A rat Senator was SC was mad that the state’s other Senator was working with Republicans on some issues!!!! So he insulted him on the Senate floor. The other guy wasn’t there but heard about and rushed to the floor to confront him, the instigator then attacked him. Both were censured.
https://www.senate.gov/artandhistory/history/common/censure_cases/090Tillman_Laurin.htm
Reminds me of the famous caning of Senator Sumter.
I found this
http://www.ourcampaigns.com/RaceDetail.html?RaceID=50707
I laughed.
But the incident was an outrage, Brooks should have been expelled and sent to prison for attempted murder. It seems he was not punished at all, though perhaps he was by God, as he died painfully a few years later.

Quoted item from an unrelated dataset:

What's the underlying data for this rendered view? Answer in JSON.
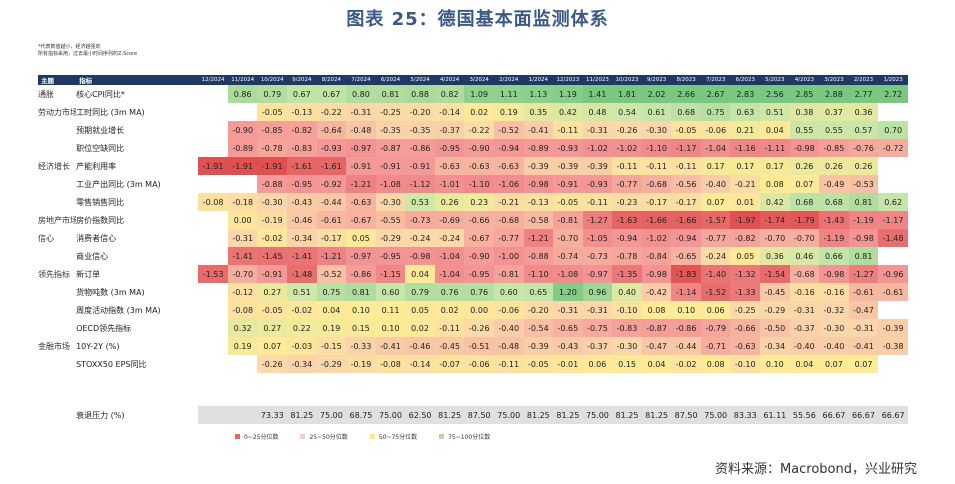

I’m someone who has offered a vigorous defense of Congressman Brooks, after having read the actual (and not whitewashed) version of events. Sumner was deliberately attempting to incite a ruckus by viciously attacking Brooks’ relative, SC Sen. Andrew Pickens Butler. Sumner chose to do so when Butler was not present in the Senate, a shameful action, as Butler could not answer the charges made. Sen. Stephen Douglas was present when Sumner went on the attack, remarking to a colleague that his comments were going to get someone killed.
Someone went and alerted Brooks about the speech, and he deliberated as to the proper response. Sen. Butler was apparently content to let the speech not get to him, since he knew Sumner was a blowhard (Butler was also not someone who could challenge Sumner to a physical altercation, as he was an older man, by that era’s standards, and in declining health). Brooks was not so willing to let it go, and after concluding Sumner was no gentleman, indeed, about on the same level as a rabid dog (cur, as they would say), he could not challenge him to a duel. He decided that he should be properly flogged (hence, he could not have been charged with attempted murder - he was not trying to kill him).

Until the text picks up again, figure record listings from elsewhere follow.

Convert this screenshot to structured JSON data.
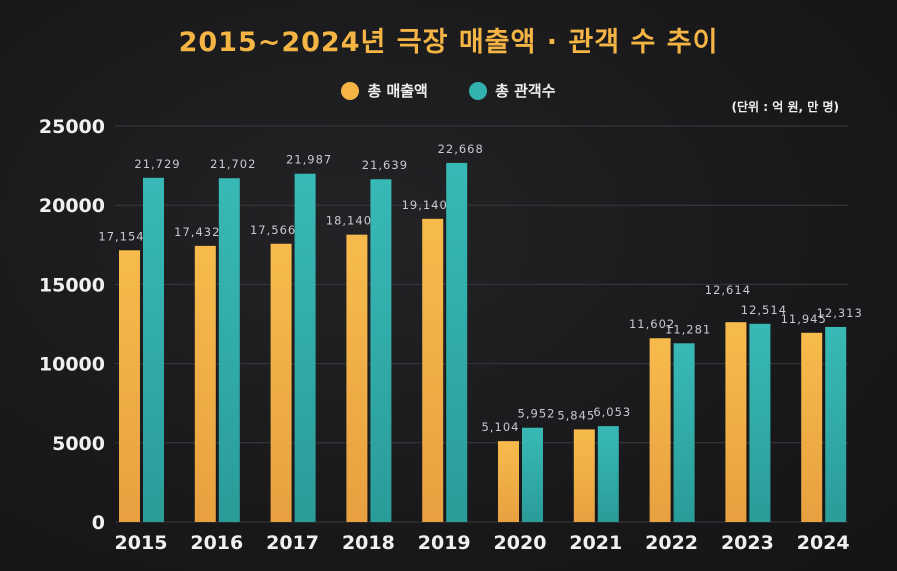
{
  "chart_data": {
    "type": "bar",
    "title": "2015~2024년 극장 매출액 · 관객 수 추이",
    "unit_note": "(단위 : 억 원, 만 명)",
    "categories": [
      "2015",
      "2016",
      "2017",
      "2018",
      "2019",
      "2020",
      "2021",
      "2022",
      "2023",
      "2024"
    ],
    "series": [
      {
        "name": "총 매출액",
        "color": "#f5b445",
        "values": [
          17154,
          17432,
          17566,
          18140,
          19140,
          5104,
          5845,
          11602,
          12614,
          11945
        ],
        "labels": [
          "17,154",
          "17,432",
          "17,566",
          "18,140",
          "19,140",
          "5,104",
          "5,845",
          "11,602",
          "12,614",
          "11,945"
        ]
      },
      {
        "name": "총 관객수",
        "color": "#33b2b0",
        "values": [
          21729,
          21702,
          21987,
          21639,
          22668,
          5952,
          6053,
          11281,
          12514,
          12313
        ],
        "labels": [
          "21,729",
          "21,702",
          "21,987",
          "21,639",
          "22,668",
          "5,952",
          "6,053",
          "11,281",
          "12,514",
          "12,313"
        ]
      }
    ],
    "yticks": [
      "0",
      "5000",
      "10000",
      "15000",
      "20000",
      "25000"
    ],
    "ylim": [
      0,
      25000
    ],
    "grid": true,
    "legend": "top-center"
  }
}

As Sumner was on the floor of the Senate, Brooks and his fellow SC colleague, Laurence Keitt, went to confront him (this was days after the original speech). Rep. Keitt stood by to halt any attempt for the flogging with the gutta-percha cane be interrupted by any bystanders as Brooks pummeled Sumner until the cane snapped, concluding the incident. Both Brooks and Keitt resigned and then promptly won back their seats in special elections held, with Brooks being sent scores of brand new gutta-percha canes by admirers.

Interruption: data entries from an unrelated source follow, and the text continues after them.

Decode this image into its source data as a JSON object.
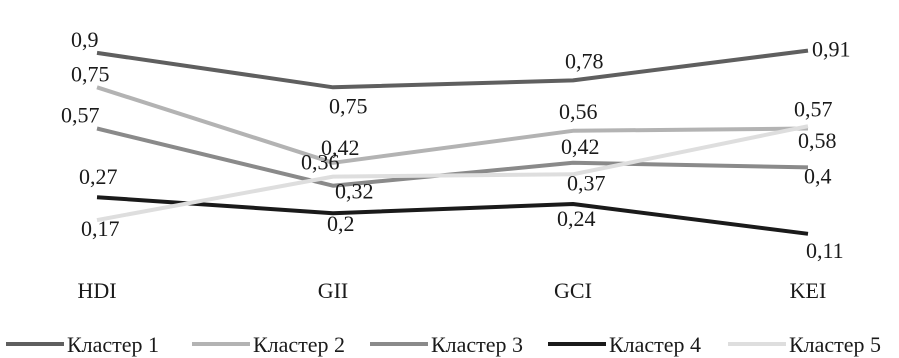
{
  "chart_data": {
    "type": "line",
    "title": "",
    "xlabel": "",
    "ylabel": "",
    "categories": [
      "HDI",
      "GII",
      "GCI",
      "KEI"
    ],
    "ylim": [
      0,
      1
    ],
    "grid": false,
    "legend_position": "bottom",
    "series": [
      {
        "name": "Кластер 1",
        "color": "#5f5f5f",
        "values": [
          0.9,
          0.75,
          0.78,
          0.91
        ],
        "labels": [
          "0,9",
          "0,75",
          "0,78",
          "0,91"
        ]
      },
      {
        "name": "Кластер 2",
        "color": "#b3b3b3",
        "values": [
          0.75,
          0.42,
          0.56,
          0.57
        ],
        "labels": [
          "0,75",
          "0,42",
          "0,56",
          "0,57"
        ]
      },
      {
        "name": "Кластер 3",
        "color": "#8a8a8a",
        "values": [
          0.57,
          0.32,
          0.42,
          0.4
        ],
        "labels": [
          "0,57",
          "0,32",
          "0,42",
          "0,4"
        ]
      },
      {
        "name": "Кластер 4",
        "color": "#1a1a1a",
        "values": [
          0.27,
          0.2,
          0.24,
          0.11
        ],
        "labels": [
          "0,27",
          "0,2",
          "0,24",
          "0,11"
        ]
      },
      {
        "name": "Кластер 5",
        "color": "#dedede",
        "values": [
          0.17,
          0.36,
          0.37,
          0.58
        ],
        "labels": [
          "0,17",
          "0,36",
          "0,37",
          "0,58"
        ]
      }
    ]
  }
}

As you cited, Brooks would die the following year from illness. His relative, Sen. Butler, would die the same year as well. Keitt would die during the Civil War. Sumner would not return to the Senate for several years, being reelected in absentia (and milking his beating for all it was worth). Sumner was, and has been portrayed as a hero, but frankly, he was doing everything possible to foment divisional hatred and bring about war. This was an example of a radical politician whose mouth wrote a check his ass couldn’t cash.